Barry's Relatively Speaking: It Pays To Be Thankful

Posted on Aug 23, 2012

Barry's Relatively Speaking shares the personal experiences and stories of genealogists found in the Everton Genealogical Helper Magazine collection on T. Smith shares the following experience.

About a year ago I became interested in tracing family history, and one of my early learning materials was our library's back issues of The Helper, to which I now subscribe. I learned all about SASE's and sending thank you notes.

My biggest problem was my father who had left home in

approximately 1908 at 16 years of age. I could not find any record on him and his supposed family name of Hayden in the Chicago copy of the 1900 Census Soundex records. I finally did find his maternal grandparents there since he had given me the correct name of Philbin, thinking that I could never trace it. After much "digging I finally found some information in the cemetery records. All of his early life was spent in San Francisco and most of the records there had been destroyed in the quake of 1906. His name had really been Henry Lord at birth, and he had changed it after he left home. I thought that I might find one of his brothers still alive, but was not having any luck. My major field on inquiry was Wasco, California, since that is where his mother, Mary Elizabeth Philbin Lord, had died in 1941.

Everyone in Wasco was very helpful. The public librarian sent me a copy of her obituary, and I found that I had a cousin listed as Grace Lord. The churches were very nice, but could give me no additional family information, the government was the same way, and everyone answered my letters with more promptness than I had ever experienced before. It was still a dead end, but I decided that besides sending some individual thank you post cards, to also write a general thank you to the town in their weekly newspaper, The Wasco News. They printed the letter, and at the end I asked that if anyone did know what had happened to Grace Lord to please contact me.
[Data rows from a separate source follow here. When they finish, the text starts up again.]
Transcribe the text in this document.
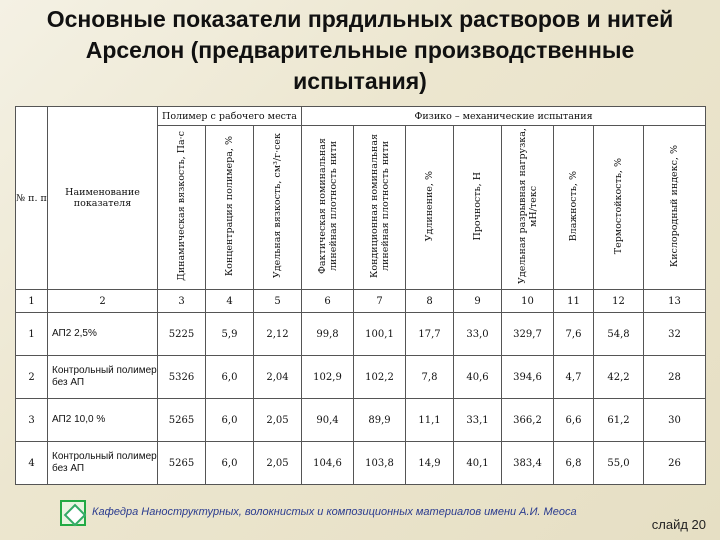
Основные показатели прядильных растворов и нитей Арселон (предварительные производственные испытания)
№ п. п	Наименование показателя	Полимер с рабочего места			Физико – механические испытания							
		Динамическая вязкость, Па·с	Концентрация полимера, %	Удельная вязкость, см³/г·сек	Фактическая номинальная линейная плотность нити	Кондиционная номинальная линейная плотность нити	Удлинение, %	Прочность, Н	Удельная разрывная нагрузка, мН/текс	Влажность, %	Термостойкость, %	Кислородный индекс, %
1	2	3	4	5	6	7	8	9	10	11	12	13
1	АП2 2,5%	5225	5,9	2,12	99,8	100,1	17,7	33,0	329,7	7,6	54,8	32
2	Контрольный полимер без АП	5326	6,0	2,04	102,9	102,2	7,8	40,6	394,6	4,7	42,2	28
3	АП2 10,0 %	5265	6,0	2,05	90,4	89,9	11,1	33,1	366,2	6,6	61,2	30
4	Контрольный полимер без АП	5265	6,0	2,05	104,6	103,8	14,9	40,1	383,4	6,8	55,0	26
Кафедра Наноструктурных, волокнистых и композиционных материалов имени А.И. Меоса
слайд 20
About 10 days after the paper came out I received a letter from a Mrs. Barbara Martin in Wasco. She said that she thought her cousin had married the Grace

Lord that I was interested in. She told me that Grace was still alive, and gave me her married name and information on how to find her new address.

I made inquiries and called Grace that day, and sure enough she was my cousin Grace. Since that time we have exchanged information and she has sent me pictures of my father when he was a small boy. I had never seen any of my paternal relatives before, and it was very exciting.

Grace also told me that one of the other brothers, Ray, had one son, Almarin Lord born approximately 1925, but that the family had lost contact with him long ago, too.

I found that it paid to be thankful once, and would like to encourage others. And if anyone else can help me with this missing link, I would appreciate that very much, too.